The 25-year-old and her sisters, 31-year-old Rumer and 28-year-old Scout, joined their mother on the couch to chat with Jada Pinkett Smith about Demi's battle with drug and alcohol addiction in Monday's episode of "Red Table Talk."
"I remember there’s just the anxiety that would come up in my body when I could sense that her eyes were shutting a little bit more, the way she was speaking. Or she would be a lot more affectionate with me if she wasn’t sober," Tallulah revealed. Her sisters agreed.
"It was just jarring," Rumer said.
For years Demi abused drugs and alcohol and eventually turned to Vicodin after receiving a prescription from the dentist, Insider noted. In her recently released memoir "Inside Out," the actress admitted she was eventually swallowing up to "12 a day." She managed to get clean but after being sober for nearly 20 years she relapsed following her split with husband Ashton Kutcher in 2012. She went straight back to alcohol and Vicodin.

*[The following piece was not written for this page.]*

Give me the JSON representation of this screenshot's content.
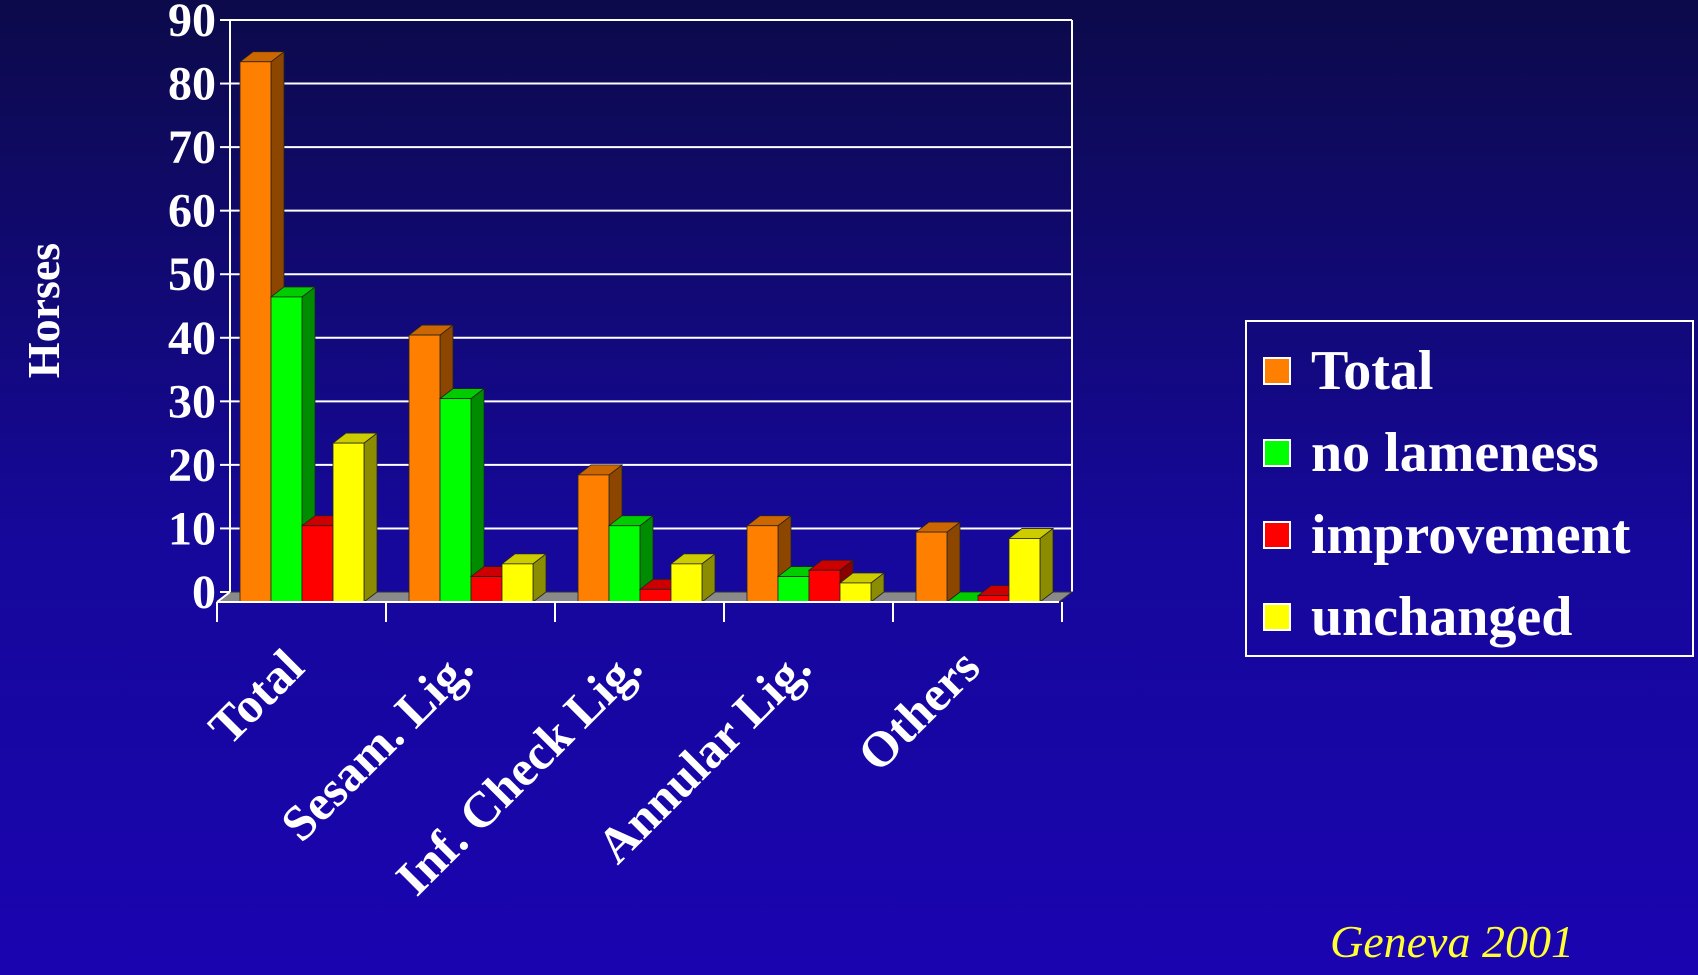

The relapse forced her daughters to work through a range of complicated emotions.
"It was very weird, and there were moments where it would get angry," Tallulah explained. "I recall being very upset and kind of treating her like a child and speaking to her like a child. It was not the mom that we had grown up with."
Demi's relapse strained her relationship with her three daughters but Demi worked hard to get clean and to regain her children's trust and today they share a close bond. Earlier this year Rumer appeared on "The Talk" to sing her mother's praise.
"I’m so proud of her vulnerability, and I think so many women have watched her — and just as her daughter I’ve watched her — as this kind of beacon of strength and this kind of leader," she said, according to Fox News. "I think what I really respect about her is, she’s never the victim in her story. She takes accountability, she takes responsibility, and, mind you, this is her perspective, her story, and she’s the first one to say that."